Are Your Intentions and Feelings Clear to You?
Are you sure that you really want to be more than friends? Or is it a fleeting feeling, impermanent and temporal? If you really value your friendship, I suggest that you really think this through and let it mull over until you are fully confident that you do want to be more than friends.

Why Do You Want to Be More Than Friends?
Do you feel like you could make your friend really happy, or do you only focus on how happy your friend makes you? Do you want to save them from their trouble-some relationship? Do you feel like you want to get to know them more and be there for them? Just ask yourself why you want to be more than friends.

An intimate friendship really does pale in comparison to an intimate romantic relationship. Having an intimate romantic relationship with someone really does open up a whole new set of doors and windows into other facets of their personality. The person that is a friend to you may not be the person who is the partner of another. People are different people around different people. Are you prepared to meet this new person?
Sometimes friends find it hard to expose the sides of them easily seen by romantic partners to a friend because they are very used to being a certain way with their friend, and this is completely natural.

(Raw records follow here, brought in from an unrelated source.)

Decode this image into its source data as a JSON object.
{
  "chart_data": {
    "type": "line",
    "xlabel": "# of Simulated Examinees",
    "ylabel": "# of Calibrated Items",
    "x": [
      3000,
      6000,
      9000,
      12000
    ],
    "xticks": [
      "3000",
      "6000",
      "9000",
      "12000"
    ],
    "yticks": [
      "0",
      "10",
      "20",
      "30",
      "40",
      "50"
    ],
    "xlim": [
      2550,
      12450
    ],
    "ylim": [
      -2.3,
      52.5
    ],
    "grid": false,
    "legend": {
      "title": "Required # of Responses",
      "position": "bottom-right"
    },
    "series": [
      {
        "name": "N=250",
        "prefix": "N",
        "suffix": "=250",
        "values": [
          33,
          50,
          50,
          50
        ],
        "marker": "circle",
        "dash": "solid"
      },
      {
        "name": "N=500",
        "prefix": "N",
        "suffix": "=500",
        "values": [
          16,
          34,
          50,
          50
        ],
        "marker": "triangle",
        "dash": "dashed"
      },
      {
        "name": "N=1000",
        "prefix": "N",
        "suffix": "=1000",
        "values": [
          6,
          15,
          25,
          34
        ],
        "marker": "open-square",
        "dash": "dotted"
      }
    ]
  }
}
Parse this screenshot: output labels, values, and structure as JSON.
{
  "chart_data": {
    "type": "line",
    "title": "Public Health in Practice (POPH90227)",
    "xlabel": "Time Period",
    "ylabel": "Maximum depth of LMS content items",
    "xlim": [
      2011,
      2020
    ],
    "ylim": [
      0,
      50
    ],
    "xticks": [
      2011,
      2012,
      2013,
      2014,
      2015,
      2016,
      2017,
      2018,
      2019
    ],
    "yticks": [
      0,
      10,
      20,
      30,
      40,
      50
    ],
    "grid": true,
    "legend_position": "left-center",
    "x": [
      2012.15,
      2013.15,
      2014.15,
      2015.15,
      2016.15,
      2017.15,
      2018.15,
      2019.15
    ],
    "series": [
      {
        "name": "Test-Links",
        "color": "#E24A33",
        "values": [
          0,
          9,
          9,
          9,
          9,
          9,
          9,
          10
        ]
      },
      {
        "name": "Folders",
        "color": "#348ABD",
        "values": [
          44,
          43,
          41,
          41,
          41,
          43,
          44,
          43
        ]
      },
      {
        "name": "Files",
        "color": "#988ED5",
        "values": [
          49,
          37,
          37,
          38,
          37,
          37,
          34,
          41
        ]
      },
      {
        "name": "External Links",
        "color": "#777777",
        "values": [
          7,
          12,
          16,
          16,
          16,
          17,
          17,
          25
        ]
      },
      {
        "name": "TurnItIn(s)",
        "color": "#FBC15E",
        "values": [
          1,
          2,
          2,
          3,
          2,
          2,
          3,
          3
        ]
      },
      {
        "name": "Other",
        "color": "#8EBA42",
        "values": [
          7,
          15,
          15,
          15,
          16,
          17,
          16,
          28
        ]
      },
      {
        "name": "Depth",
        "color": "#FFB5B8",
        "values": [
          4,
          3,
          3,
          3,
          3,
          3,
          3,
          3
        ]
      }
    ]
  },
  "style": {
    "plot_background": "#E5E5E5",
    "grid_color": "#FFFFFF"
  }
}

The point is that even though you may really like your friend, you must be prepared to face the possibility that it just might not work because you've already established a friendship. It can be like trying to fit a square peg into a round hole.

Tell Them Tactfully
You know your friend. Tell them about your feelings in a manner that promotes their sense of comfort and ease. Be thoughtful while confessing your feelings, and be clear. If it hurts you to not take the chance and never find out, please just tell them. Sometimes best friends turn into lovers. But I will warn you by saying that the signs are usually there. Test out the waters before your full confession- see how they react to romantic and intimate gestures.Maybe ask their other friends for advice and honest opinions. Be honest with yourself, and don't read into things that aren't there.